Dawcą szpiku może zostać każda zdrowa osoba w wieku od 18 do 50 lat. Wystarczy się zarejestrować i pobrać wymaz z gardła lub krew. Trwa to kilka sekund i co roku chętnych jest coraz więcej

- Jeszcze siedem lat temu, zanim fundacja DKMS rozpoczęła swoją działalność, w Polsce było zarejestrowanych około 40 tysięcy potencjalnych dawców. Obecnie jest to grubo ponad milion - wylicza Grzegorz Zwierzchowski z fundacji DKMS.
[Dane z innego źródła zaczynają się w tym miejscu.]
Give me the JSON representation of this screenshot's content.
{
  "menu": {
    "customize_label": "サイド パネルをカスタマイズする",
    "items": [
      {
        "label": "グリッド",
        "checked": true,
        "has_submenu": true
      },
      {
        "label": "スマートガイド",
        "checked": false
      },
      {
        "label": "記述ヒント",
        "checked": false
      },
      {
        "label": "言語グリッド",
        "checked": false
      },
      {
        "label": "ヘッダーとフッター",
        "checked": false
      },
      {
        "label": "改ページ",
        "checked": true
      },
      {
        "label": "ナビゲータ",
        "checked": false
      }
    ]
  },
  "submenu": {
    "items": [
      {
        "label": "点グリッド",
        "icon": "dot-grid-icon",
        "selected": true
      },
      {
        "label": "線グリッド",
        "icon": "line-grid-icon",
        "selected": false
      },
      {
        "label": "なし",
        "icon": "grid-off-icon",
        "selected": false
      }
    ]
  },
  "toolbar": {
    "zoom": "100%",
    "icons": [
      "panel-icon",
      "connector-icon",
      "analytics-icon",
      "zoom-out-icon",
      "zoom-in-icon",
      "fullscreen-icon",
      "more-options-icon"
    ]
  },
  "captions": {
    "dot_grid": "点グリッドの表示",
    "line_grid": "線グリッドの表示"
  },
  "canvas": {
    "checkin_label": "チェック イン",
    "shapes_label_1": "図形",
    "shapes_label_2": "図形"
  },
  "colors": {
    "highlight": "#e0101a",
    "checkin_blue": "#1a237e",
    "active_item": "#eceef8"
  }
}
Niepokojące jest jednak to, że wielu z tych dawców w ostatniej chwili odbiera chorym nadzieję.

- Według naszych danych około 40 procent dawców, w momencie, w którym my dzwonimy i mówimy: jest taka sprawa, jest ktoś chory, kto oczekuje pana pomocy, to (słyszymy): a nie, ja się tak zgłosiłem, bo była akcja w supermarkecie - mówi Monika Sankowska z Ośrodka Dawców Szpiku.

Tymczasem 10 tys. osób rocznie w Polsce dowiaduje się, że ma białaczkę. - Na całym świecie ktoś dowiaduje się o tym co 35 sekund. Większość tych osób potrzebuje przeszczepienia szpiku i jest to dla nich tak naprawdę ostatnia szansa, żeby wyleczyć się z tej choroby - dodaje Aleksandra Błaszczyk z fundacji DKMS.

Czterogodzinna "dializa"

Lekarze uspokajają, że przeszczep szpiku nie jest skomplikowaną operacją z użyciem skalpela - przypomina raczej dializę i średnio trwa ok. czterech godzin.

- Nie ma się czego obawiać. Oddawanie szpiku czy pobieranie komórek szpikowych z krwi obwodowej jest w pełni bezpieczne - tłumaczy doktor Witold Prejzner z Kliniki Hematologii i Transplantologii w Gdańsku.

Podobnie mówią zresztą ci, którzy mają za sobą zabieg pobrania takich komórek. - Po oddaniu szpiku czułam się zobowiązana do tego, aby walczyć z mitem, który mówił, że pobieranie szpiku to igła w kręgosłup i paraliż. Byłam przykładem tego, że tak nie jest - wspomina pani Agnieszka z Warszawy.

W rozprawianiu się z podobnymi mitami ma pomóc także specjalna kampania informacyjna z udziałem lekarzy.